The dataset splits into two sets: one for training the models(260 data points) and one to test for the best model (75 data points).

Evaluation Criteria

We use these four values to determine errors between real labels and predictions and evaluate model performance:

  1. Mean absolute error (MAE)
  2. Mean squared error (MSE)
  3. Root mean squared error (RMSE)
  4. Determination coefficient (R²)

Model Building with LightGBM

The prediction model uses the light gradient-boosting machine (lightGBM), a gradient-boosting framework based on a decision tree algorithm.

In this case, the model predicts the titer concentration of mRNA vaccine immunological performance.

First… what is a decision tree?

Decision Trees

A decision tree uses follow-up questions to separate and categorize data. Here’s an example of a simple decision tree:

The problem with decision trees is their tendency to overfit. Overfitting happens when the model fits too closely to the training set and fails to generalize for the important patterns.

One method to reduce overfitting error is using a random forest.

Random Forests

Random forests combine many decision trees to enhance accuracy and performance. Each tree in the random forest has its prediction, and the class with the most votes or the average becomes the model’s prediction.

Random forests use the bagging method to combine many decision trees and create an ensemble.

And… what is bagging?


Bagging (or bootstrap aggregation) involves decision trees randomly sampling from the dataset. Instead of taking all, each tree takes part of the data. Individual trees make decisions based on their selection of data points and predict outcomes solely on these points.

The trees train on different data in each random forest and use various features to make decisions. The variation provides a buffer for the trees, minimizing errors and incorrect predictions.

The bagging process only uses about two-thirds of the data so that the remaining third can be used as a test set.

Random forests are great because they randomize trees' construction to get various predictions.

However, the algorithm must build and evaluate each decision tree independently, making random forests harder to interpret and slower to build.

To address this issue, an alternative to random forests is gradient boosting.

Gradient Boosted Decision Trees

Like random forests, gradient-boosted decision trees (GBDTs) also combine decision trees to enhance prediction accuracy. Instead of using bagging, GBDTs use the boosting method to connect the trees.
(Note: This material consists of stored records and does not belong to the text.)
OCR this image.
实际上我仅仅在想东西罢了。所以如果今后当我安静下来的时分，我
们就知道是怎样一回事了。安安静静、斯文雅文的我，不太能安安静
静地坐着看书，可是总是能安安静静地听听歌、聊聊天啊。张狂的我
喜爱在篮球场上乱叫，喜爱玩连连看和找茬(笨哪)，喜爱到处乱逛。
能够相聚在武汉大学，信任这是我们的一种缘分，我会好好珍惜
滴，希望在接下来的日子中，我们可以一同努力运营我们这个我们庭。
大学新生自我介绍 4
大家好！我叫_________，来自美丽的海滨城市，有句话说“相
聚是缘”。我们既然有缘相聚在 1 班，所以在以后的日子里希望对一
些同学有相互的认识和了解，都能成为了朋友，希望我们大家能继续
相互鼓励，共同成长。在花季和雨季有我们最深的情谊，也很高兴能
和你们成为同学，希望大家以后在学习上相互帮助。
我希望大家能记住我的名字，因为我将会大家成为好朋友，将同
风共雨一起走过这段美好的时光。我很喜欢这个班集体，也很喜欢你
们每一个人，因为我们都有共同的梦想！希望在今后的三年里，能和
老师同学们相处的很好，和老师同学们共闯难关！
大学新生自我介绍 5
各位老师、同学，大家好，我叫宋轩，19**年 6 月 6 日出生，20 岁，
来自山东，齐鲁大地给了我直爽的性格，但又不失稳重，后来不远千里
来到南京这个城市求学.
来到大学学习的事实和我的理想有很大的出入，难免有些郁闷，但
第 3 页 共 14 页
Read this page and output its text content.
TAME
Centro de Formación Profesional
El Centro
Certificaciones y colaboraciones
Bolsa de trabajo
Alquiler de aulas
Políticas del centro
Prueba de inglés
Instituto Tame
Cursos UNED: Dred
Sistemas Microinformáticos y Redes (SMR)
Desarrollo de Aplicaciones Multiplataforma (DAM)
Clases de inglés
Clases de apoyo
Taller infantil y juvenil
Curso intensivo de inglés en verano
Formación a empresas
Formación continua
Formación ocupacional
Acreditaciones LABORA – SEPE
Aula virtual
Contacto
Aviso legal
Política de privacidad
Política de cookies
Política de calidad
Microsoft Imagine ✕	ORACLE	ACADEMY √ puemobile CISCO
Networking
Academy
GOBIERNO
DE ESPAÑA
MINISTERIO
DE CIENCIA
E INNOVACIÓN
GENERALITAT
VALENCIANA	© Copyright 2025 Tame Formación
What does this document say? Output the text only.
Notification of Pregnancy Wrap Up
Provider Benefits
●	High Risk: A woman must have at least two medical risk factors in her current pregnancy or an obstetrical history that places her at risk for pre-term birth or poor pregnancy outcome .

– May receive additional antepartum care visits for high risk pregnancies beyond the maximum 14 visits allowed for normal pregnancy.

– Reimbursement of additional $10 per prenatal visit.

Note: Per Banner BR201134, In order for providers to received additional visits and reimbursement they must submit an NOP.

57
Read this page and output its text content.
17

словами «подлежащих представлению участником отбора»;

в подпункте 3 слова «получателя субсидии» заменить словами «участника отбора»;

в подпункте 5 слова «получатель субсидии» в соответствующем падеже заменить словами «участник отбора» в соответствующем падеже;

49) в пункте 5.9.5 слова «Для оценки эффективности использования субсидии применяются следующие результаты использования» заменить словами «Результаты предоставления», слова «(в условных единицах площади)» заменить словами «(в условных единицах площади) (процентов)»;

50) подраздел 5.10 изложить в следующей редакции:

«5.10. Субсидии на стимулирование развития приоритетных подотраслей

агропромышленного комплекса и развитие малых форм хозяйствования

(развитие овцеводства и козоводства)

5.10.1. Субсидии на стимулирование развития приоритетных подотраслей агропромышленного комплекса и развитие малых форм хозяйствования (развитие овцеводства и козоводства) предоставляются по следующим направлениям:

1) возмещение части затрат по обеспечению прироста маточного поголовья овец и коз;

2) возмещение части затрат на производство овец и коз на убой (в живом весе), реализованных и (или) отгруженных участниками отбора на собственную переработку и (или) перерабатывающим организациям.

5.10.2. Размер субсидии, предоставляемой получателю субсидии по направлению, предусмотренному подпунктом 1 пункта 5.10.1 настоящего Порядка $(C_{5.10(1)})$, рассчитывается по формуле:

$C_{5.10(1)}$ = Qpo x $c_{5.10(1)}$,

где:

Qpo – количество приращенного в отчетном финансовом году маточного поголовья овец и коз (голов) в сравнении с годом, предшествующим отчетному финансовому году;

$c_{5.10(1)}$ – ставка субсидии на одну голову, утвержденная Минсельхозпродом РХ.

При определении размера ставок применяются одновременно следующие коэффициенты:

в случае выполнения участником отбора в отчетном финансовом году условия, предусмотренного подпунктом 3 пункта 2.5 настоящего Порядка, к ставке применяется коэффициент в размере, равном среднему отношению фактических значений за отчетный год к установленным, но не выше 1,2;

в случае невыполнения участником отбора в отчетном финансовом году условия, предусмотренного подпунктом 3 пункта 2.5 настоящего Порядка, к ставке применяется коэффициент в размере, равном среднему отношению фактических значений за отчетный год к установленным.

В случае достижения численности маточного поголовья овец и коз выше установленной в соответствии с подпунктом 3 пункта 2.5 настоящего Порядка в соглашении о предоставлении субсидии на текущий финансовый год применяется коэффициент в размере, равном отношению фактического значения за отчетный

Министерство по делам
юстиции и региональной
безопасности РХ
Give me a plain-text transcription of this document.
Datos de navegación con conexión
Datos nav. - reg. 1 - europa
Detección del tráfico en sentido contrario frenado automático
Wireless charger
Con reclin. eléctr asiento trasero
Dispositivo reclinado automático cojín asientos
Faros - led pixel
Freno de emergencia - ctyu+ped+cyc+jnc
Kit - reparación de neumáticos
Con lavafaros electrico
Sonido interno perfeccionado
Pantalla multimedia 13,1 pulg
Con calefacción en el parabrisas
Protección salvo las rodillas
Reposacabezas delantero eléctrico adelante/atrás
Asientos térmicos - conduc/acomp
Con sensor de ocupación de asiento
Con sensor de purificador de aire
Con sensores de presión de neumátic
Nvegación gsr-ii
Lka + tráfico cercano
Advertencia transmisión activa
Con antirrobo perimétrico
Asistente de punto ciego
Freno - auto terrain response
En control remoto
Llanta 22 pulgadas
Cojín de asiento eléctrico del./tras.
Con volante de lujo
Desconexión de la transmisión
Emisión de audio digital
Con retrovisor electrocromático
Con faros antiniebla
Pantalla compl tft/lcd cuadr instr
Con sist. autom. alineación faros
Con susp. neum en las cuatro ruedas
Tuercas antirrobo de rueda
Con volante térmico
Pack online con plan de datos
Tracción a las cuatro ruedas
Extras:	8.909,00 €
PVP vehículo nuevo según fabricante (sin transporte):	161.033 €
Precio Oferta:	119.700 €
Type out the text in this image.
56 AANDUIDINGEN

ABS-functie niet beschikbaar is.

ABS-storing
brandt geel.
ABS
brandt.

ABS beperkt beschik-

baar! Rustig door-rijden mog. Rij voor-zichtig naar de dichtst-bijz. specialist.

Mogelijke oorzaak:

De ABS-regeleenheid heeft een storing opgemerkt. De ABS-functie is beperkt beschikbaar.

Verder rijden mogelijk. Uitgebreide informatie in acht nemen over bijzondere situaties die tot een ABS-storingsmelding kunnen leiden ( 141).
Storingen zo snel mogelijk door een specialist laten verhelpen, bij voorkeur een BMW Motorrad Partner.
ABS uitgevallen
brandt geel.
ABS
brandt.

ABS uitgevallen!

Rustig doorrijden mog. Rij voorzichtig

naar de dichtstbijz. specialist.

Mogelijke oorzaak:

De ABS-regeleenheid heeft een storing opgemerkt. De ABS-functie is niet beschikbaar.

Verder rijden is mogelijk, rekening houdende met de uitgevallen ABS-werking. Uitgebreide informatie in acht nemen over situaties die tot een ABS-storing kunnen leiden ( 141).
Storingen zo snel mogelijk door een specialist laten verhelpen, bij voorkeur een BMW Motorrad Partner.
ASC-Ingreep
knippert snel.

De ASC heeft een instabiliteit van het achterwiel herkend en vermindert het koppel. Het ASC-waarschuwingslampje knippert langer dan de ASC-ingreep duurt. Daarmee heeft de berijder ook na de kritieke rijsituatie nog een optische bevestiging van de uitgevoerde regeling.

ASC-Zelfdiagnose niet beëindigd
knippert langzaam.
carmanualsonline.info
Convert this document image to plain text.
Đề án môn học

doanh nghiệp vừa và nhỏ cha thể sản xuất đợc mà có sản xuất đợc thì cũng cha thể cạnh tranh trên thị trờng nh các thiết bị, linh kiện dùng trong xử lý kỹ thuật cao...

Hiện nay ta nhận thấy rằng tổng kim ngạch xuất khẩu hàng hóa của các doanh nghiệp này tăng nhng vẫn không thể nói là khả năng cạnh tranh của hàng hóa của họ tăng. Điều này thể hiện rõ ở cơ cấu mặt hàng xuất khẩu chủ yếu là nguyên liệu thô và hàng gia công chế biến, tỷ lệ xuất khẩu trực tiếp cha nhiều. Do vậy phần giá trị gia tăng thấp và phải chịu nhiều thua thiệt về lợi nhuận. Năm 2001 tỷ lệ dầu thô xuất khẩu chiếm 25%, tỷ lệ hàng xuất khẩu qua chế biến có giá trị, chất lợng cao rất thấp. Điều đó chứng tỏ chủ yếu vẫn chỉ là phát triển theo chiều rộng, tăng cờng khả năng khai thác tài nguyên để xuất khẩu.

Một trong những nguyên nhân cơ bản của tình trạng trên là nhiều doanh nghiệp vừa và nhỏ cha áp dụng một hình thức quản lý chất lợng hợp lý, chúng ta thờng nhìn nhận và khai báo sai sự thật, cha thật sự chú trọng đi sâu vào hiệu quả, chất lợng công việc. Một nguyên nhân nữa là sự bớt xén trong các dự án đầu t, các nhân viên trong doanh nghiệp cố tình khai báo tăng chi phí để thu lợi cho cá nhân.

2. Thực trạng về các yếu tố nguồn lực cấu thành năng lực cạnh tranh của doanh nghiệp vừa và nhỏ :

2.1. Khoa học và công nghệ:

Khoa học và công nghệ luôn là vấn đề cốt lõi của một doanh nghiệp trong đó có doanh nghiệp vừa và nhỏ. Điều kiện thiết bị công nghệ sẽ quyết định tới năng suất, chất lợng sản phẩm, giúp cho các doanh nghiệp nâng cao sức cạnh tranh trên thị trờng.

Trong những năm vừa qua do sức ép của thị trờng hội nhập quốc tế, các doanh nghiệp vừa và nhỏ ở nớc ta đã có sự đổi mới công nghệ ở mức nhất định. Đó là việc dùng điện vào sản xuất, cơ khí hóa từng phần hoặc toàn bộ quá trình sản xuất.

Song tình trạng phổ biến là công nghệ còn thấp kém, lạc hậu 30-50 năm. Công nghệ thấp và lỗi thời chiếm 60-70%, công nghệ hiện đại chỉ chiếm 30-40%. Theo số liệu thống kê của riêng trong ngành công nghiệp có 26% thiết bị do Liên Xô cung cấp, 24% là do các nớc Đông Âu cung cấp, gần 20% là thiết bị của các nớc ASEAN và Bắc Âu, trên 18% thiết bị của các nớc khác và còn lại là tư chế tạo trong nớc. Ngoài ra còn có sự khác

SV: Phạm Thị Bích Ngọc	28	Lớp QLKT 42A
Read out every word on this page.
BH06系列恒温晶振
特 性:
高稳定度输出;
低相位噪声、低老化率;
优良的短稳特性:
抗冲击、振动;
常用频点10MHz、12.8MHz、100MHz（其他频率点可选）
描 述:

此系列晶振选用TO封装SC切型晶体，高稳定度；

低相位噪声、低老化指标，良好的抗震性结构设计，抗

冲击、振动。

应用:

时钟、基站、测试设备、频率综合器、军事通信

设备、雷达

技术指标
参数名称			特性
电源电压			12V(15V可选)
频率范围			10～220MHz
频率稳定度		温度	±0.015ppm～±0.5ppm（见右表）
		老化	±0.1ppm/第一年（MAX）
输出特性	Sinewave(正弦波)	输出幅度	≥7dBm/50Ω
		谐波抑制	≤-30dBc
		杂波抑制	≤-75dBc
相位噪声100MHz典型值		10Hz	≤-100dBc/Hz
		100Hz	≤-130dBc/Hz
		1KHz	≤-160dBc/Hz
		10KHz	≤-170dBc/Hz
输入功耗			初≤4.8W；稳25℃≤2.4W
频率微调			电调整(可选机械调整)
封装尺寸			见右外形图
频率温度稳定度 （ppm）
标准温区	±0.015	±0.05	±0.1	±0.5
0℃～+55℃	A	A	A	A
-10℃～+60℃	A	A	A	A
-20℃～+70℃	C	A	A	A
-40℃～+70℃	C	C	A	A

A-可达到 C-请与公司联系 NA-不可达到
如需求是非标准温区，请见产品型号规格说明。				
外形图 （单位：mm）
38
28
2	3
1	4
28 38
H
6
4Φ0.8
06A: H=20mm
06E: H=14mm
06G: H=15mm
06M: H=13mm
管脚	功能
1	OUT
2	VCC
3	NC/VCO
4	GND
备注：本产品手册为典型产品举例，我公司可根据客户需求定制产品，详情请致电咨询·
Boosting combines learning algorithms to achieve a strong learner from a series of weak learners.

Weak learners are models that perform slightly better than random guessings but aren’t great by themselves (such as regression or shallow decision trees). Strong learners are models that have arbitrarily good accuracy.

In GBDT algorithms, the weak learners are decision trees.

Each tree attempts to minimize the errors of the previous tree. While individual trees are weak learners, adding many trees in series makes boosting a highly efficient and accurate model. Instead of bootstrap sampling, the tree fits on a modified version of the initial dataset.

Ground truth is the target for training or validating the model with a labelled dataset.


Turns out, the lightGBM model performed well.

The MAE and RMSE were 0.2 and 0.3 log10 units for the training and validation set, corresponding to the error commonly seen in the experiments. The R² is above 0.9, showing that this model has covered the major factors influencing variation in the IgG tiger.

While the ionizable lipid and LNP formulations for COVID-19 vaccines have been settled, the results showcase the capabilities of machine learning for drug formulation predictions.

It’s only becoming increasingly popular: if you search “machine learning directed drug formulation development,” the list of research papers does not stop — and they’re recent, too.